Отобедав, пошли гулять по городу: девицы при ягдташах, Акимов – руки в карманы, Ксюшка – при Дусе. Народ валом валил с рынка, пешей весенней ратью скатываясь с Кальварийской горки на Зеленый мост – вербы копьями торчали поверх голов, – и редеющими потоками расплывался по левобережным улицам, дробясь на отдельных носителей верб, разносчиков ярмарочной лихорадки в толпе отработавших трудовую неделю, месящих рыхлый снег прохожих. Дуся с Ксюшкой, взявшись за руки, шли впереди, Акимов с Таней брели следом, беседуя о последних публикациях в центральной прессе. Там, в Москве, лихие разрешенные авторы наперегонки покусывали разрешающих, что-то сдвинулось, легче дышалось хотя бы на страницах журналов, а сюда, в провинцию, лишь изредка долетали отдельные либеральные сквознячки. Там, в Москве, даже Таниному отцу, оказывается, последовало предложение от солидного передового журнала подготовить огромную, в четыреста строк, подборку стихов – понятно, это пока только предложение, благие намерения либо какой-нибудь очередной хитрый ход перед встречей в верхах. Тем не менее…

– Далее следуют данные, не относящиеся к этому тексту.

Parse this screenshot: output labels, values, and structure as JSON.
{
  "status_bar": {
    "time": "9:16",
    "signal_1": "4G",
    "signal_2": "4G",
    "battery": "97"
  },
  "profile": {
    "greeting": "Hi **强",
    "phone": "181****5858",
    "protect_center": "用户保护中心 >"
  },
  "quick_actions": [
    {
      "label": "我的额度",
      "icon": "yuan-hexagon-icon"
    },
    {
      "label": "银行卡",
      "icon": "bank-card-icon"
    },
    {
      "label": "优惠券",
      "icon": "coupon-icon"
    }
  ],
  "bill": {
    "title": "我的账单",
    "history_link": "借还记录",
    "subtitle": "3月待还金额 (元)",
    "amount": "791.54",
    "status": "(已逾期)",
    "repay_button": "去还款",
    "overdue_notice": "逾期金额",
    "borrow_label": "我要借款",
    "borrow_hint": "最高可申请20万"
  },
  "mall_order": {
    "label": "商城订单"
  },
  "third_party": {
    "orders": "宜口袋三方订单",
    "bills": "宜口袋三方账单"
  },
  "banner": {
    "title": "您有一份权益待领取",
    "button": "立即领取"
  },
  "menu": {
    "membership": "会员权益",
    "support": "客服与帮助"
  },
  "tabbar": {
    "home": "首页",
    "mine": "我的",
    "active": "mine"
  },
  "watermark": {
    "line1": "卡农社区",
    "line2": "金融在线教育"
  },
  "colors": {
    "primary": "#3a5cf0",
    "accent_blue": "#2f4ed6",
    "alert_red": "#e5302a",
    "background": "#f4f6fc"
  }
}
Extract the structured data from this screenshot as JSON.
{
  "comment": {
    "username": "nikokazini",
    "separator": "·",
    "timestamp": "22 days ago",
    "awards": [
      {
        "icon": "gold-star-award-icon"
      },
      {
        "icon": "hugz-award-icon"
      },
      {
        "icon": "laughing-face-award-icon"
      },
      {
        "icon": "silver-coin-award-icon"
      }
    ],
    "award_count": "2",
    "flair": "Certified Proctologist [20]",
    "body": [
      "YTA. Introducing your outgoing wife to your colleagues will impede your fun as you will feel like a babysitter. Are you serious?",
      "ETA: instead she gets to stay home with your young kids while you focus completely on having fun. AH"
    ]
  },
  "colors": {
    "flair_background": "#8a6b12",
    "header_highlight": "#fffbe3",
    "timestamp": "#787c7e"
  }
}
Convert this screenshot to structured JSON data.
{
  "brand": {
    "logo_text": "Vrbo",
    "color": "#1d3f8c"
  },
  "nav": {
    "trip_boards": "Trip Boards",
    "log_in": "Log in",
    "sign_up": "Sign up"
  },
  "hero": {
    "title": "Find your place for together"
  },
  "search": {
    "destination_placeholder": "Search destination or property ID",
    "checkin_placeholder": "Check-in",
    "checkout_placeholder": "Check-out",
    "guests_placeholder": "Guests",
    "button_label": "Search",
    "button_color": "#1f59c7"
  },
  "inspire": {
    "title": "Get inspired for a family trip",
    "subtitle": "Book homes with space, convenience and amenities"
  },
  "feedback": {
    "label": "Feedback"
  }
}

– Тем не менее здорово, – с чувством согласился Акимов, невольно примеряя ситуацию на себя: если уж Таниного отца собирались печатать, стало быть…

Сам он с семнадцати лет писал прозу – глухо, без единой публикации, все чаще прерываясь на пьянки и приработки, все чаще чувствуя, что перезревает, как овощ на пустыре, прорастает злой колючей ботвой. И не было в нем истинной силы духа, чтобы превозмочь судьбу и выдернуть себя за волосы на свет Божий, – это Акимов про себя знал, – но если уж Таниного отца собирались печатать, стало быть…

Стало быть, жизнь менялась всерьез – на что, если по-честному, никто всерьез не рассчитывал.

Они выбрались в переулки Старого города и побрели наугад, вдыхая свежий, чуть приперченный угольной гарью запах талого снега. Когда-то Акимов любил водить приезжих гостей: водил их якобы наугад хитроумно продуманными маршрутами, избегая мест поплоше, всех этих проплешин нового времени, произвольно нанизывая на проходняки дворцы, костелы, дворики – словно переписывал Старый город набело, – но со временем маршрутные вензеля, рюшечки исхищрений, вся эта искусственная эстетизация наскучила ему и в жизни, и в прозе, он полюбил бродить бездумно, а в перестроенных «под старину» кварталах скучал по булыжному, пахучему, разноязыкому городу своего детства.

– Эта улица, Антокольского, была совсем другой, и люди здесь жили совсем другие и по-другому, а теперь я никого и ничего здесь не знаю, кроме кабаков, – жаловался он, чувствуя, что слова летят и падают, как пташки на морозе, не долетая до слуха спутниц. – Все эти дворики были булыжные, черные, с колонками и мыльными лужами, а в подвалах, где теперь кабаки, хранили уголь. Такой, знаете, еврейско-польско-русский квартал. Дома стояли вперемежку с руинами, на руины наползали пристройки, сараи, всюду бегали дети, и жизнь была – одна на всех, как одеяло в бедной семье… Душевное было время. Строгое, но душевное.

Он часами мог говорить о том городе – городе других людей и другой культуры, сгинувшем на его глазах бесследно, бесшумно, бесправно и планомерно, как и положено при социализме; городе, отданном на потребу власти – а власть медленно, как корова жвачку, переварила город и горожан на свой манер.

– Зато теперь все чистенько, буржуазненько, очень так по-литовски, – заметила Дуся, отрываясь от болтовни с Ксюшкой. – И дети, которые здесь подрастают, будут вспоминать эти улицы, а не твои.

– Это да, – согласился Акимов, сникая. – Это конечно.

– А что, все евреи уехали? – спросила Таня.

– Ну, так не бывает, чтобы все… У нас в классе было человек десять евреев – уехало семь-восемь… Но вначале их выселили отсюда. Вот здесь, в районе Большой синагоги, они жили всегда, столетиями, и даже после войны, после Катастрофы это был по преимуществу еврейский квартал. А потом их пораскидали по новым районам, выдрали с корнем, перемешали, и уезжали они уже из новых районов.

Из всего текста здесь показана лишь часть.